Nova York - A guerra no Iraque atingiu em cheio a indústria norte-americana, que sofreu sua primeira contração em cinco meses. A brusca queda na demanda, mesmo antes do início do conflito, fez o índice que avalia as condições do setor cair ao mais baixo patamar desde novembro de 2001, quando os EUA ainda sentiam os efeitos dos atentados terroristas.

De acordo com o Instituto de Gerenciamento de Fornecimento, na sigla em inglês (ISM), o índice de atividade na indústria caiu para 46,2 pontos no mês passado, ante 50,5 pontos em fevereiro. O resultado ficou bem abaixo da expectativa dos analistas, que esperavam em torno de 48 pontos.

Pela metodologia do ISM, números abaixo de 50 pontos indicam contração na atividade, e acima, expansão. A indústria dos EUA, segundo o ISM, não apresentava contração desde novembro do ano passado.

O índice do mês passado é o mais baixo desde os 45,7 pontos registrados em novembro de 2001, quando o país, que já estava em recessão, tinha acabado de ser atingindo pelos ataques terroristas, em 11 de setembro, que ampliaram a instabilidade econômica.

Entre o fim de 2000 e o começo do ano passado, a indústria amargou 18 meses consecutivos de contração, voltando a crescer apenas em fevereiro. Ainda assim, a retomada do setor sempre foi bastante instável e sujeita a retrações.

“A guerra parece ter reduzindo a demanda em vários setores, como químicos, eletrônicos e equipamentos industriais”, disse Norbert Ore, presidente da Comissão de Pesquisas Econômicas do ISM. A indústria responde por cerca de um sexto do Produto Interno Bruto (PIB).
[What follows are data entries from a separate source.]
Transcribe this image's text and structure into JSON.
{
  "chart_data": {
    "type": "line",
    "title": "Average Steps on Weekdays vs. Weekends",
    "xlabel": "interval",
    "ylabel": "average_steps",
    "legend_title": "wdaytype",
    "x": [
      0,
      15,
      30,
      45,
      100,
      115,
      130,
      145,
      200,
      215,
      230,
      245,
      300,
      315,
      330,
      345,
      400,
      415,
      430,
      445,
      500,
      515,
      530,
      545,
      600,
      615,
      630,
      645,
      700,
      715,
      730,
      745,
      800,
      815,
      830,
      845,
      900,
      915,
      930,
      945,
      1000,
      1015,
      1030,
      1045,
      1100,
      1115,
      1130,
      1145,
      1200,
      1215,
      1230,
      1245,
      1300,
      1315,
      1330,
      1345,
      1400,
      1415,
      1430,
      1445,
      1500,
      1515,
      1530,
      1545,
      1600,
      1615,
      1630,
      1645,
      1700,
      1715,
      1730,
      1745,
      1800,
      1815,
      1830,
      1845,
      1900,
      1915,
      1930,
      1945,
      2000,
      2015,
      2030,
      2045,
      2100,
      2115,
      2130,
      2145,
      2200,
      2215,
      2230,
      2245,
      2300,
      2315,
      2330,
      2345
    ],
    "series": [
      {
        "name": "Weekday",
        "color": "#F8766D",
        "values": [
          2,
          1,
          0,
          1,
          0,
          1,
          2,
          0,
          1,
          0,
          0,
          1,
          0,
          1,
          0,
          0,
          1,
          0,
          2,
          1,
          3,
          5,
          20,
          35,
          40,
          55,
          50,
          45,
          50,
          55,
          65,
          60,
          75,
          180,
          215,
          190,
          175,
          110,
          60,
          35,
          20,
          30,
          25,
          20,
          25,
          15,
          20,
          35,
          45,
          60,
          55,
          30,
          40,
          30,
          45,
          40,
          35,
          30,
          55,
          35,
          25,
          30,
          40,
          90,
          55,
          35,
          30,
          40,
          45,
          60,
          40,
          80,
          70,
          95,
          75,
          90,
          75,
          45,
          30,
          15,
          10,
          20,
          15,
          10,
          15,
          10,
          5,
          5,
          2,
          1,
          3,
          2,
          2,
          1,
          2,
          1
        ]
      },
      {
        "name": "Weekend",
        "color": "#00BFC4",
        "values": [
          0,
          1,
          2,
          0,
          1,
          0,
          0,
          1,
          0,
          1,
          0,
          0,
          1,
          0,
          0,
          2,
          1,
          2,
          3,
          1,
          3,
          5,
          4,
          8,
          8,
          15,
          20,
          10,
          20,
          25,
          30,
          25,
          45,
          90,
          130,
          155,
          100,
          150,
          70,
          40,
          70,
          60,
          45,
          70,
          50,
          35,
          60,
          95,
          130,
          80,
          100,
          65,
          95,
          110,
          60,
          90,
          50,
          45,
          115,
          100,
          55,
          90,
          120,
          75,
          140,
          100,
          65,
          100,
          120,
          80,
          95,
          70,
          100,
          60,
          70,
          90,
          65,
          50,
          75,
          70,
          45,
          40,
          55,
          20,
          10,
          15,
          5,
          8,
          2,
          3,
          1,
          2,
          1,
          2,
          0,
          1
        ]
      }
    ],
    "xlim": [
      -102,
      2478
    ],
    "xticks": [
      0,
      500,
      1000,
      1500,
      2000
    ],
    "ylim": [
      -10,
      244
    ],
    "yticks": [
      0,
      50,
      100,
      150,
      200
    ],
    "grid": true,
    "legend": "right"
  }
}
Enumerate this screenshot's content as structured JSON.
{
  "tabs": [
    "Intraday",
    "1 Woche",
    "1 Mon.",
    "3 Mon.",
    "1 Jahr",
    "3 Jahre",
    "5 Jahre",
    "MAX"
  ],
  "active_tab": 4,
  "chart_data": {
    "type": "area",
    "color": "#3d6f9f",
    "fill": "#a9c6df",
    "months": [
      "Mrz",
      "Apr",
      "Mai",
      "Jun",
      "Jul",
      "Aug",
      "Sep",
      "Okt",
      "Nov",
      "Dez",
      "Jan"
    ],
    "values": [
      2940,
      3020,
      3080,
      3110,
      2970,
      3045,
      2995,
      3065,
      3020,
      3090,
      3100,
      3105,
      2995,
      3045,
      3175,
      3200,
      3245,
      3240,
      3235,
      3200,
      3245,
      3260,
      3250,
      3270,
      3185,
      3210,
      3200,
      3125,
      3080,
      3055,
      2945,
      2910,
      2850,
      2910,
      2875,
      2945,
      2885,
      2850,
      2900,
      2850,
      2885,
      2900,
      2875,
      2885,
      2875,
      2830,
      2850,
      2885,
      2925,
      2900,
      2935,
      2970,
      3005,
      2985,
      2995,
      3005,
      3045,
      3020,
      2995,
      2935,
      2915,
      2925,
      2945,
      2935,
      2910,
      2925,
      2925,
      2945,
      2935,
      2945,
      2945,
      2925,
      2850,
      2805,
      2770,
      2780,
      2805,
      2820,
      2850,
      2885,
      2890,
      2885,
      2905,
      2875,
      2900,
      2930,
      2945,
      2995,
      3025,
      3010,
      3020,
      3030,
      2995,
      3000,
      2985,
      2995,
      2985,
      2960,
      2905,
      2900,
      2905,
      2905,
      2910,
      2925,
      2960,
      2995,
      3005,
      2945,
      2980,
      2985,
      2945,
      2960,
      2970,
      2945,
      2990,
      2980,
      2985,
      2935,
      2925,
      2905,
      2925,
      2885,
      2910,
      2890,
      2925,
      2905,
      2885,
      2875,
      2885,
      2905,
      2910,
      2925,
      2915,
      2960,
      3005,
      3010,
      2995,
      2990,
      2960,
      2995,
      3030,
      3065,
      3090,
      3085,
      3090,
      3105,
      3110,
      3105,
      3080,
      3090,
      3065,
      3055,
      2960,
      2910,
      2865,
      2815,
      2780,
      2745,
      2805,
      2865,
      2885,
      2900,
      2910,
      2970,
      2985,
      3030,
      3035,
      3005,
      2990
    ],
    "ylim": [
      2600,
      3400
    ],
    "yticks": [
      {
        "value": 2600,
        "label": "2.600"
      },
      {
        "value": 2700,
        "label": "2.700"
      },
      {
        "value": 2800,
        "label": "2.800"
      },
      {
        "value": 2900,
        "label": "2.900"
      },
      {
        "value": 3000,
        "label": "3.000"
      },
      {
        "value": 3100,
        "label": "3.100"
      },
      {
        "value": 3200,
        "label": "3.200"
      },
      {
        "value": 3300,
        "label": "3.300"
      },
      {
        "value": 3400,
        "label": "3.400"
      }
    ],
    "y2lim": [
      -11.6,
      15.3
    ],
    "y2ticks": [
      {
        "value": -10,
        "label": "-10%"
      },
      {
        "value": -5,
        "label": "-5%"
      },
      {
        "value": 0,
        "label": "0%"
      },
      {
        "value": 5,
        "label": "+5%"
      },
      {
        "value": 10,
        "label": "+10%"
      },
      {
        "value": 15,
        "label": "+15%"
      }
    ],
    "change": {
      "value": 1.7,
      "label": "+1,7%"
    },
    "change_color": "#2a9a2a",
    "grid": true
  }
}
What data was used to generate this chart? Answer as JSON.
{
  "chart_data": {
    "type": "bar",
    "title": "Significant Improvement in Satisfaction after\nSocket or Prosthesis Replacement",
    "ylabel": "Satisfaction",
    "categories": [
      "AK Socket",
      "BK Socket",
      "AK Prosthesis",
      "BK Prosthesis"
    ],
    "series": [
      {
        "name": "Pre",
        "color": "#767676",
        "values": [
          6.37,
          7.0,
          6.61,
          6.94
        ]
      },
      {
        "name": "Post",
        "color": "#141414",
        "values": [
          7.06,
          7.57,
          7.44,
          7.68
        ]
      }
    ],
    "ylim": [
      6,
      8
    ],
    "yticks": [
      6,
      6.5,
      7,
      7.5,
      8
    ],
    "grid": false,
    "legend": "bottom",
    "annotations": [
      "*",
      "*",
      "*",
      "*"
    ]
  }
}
Normalmente, o setor reflete antecipadamente as tendências econômicas, como na recessão de 2001, quando foi o primeiro a entrar em queda. Os números do ISM se somam a vários outros indicadores que demonstram que houve uma nova freada na economia norte-americana.

Na sexta-feira, será divulgada a taxa de desemprego, e a expectativa é que cresça o número de pessoas desocupadas. Ainda ontem, um relatório do Departamento de Comércio dos Estados Unidos informou que a construção civil recuou 0,2% em fevereiro. A queda nos gastos se deveu sobretudo a uma diminuição dos investimentos públicos em grandes obras.